I was at the Johann Strauss Gala Concert in London last year, but the name of one of the many great songs I heard has gone blank.

I was lucky to record part of it live with my dictaphone which I left in my pocket after work.

The quality is poor, but does anyone know the name of this tender yet glass breaking song?

http://www.zippyvideos.com/1462091686828536/theatre_concert/

P.S. I love classical music, but there's nothing like a hot jazz band.


----------



## Kurkikohtaus (Oct 22, 2006)

I believe that's Rosalinda's aria from *Die Fledermaus*, but I could be confusing it with an aria from *Zigeunerbaron*... not exactly my preferred or specialized genre.

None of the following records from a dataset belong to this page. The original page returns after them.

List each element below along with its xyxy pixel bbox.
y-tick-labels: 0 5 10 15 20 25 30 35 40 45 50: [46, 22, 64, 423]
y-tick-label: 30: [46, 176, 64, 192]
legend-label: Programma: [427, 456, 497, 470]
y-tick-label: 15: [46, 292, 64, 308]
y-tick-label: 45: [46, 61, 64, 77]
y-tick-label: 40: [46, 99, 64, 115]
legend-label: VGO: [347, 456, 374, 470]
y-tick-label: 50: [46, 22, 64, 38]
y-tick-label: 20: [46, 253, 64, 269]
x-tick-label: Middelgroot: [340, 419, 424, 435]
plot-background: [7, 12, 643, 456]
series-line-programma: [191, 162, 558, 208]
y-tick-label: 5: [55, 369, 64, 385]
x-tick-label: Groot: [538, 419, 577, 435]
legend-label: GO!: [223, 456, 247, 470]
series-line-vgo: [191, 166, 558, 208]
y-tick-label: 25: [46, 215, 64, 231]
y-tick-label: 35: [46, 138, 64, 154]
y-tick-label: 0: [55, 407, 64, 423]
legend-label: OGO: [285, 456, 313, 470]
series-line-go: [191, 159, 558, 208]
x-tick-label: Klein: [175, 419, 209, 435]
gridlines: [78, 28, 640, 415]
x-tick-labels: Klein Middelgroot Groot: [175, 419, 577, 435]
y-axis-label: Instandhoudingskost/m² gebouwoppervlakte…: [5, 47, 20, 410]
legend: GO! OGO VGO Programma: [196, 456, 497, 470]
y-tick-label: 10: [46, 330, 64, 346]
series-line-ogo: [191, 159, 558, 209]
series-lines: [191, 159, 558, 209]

Any operetta experts here?


----------



## Guest (Apr 17, 2007)

I think that it is the Laughing Song "Mein Herr Marquis" from:

DIE FLEDERMAUS - ZWEITER AKT:

ADELE : 
Mein Herr Marquis,
einMann wie Sie sollt' besser das verstehen,
Darum rate ich nur genauer sich die Leute anzusehen!
Die Hand ist doch wohl gar so fein, 
Ach! Dies Füßchen, so zierlich, so klein,ach!
Die Sprache, die ich führe, die Taille, die Tournüre,
Dergleichen finden Sie bei einer Zofe nie!
Gestehen müssen Sie fürwahr,
sehr komisch dieser Irrtum war!
Ja, sehr komisch.
Ha ha ha, Ist die Sache, Ha ha ha,
D'rum verzeih'n Sie, Ha ha ha, Wenn ich lache,
Ha ha ha...

i found a translation, if necessary:

http://www.charlottechurch.net/ubbt...er=1410&page=0&view=collapsed&sb=5&o=&fpart=1


----------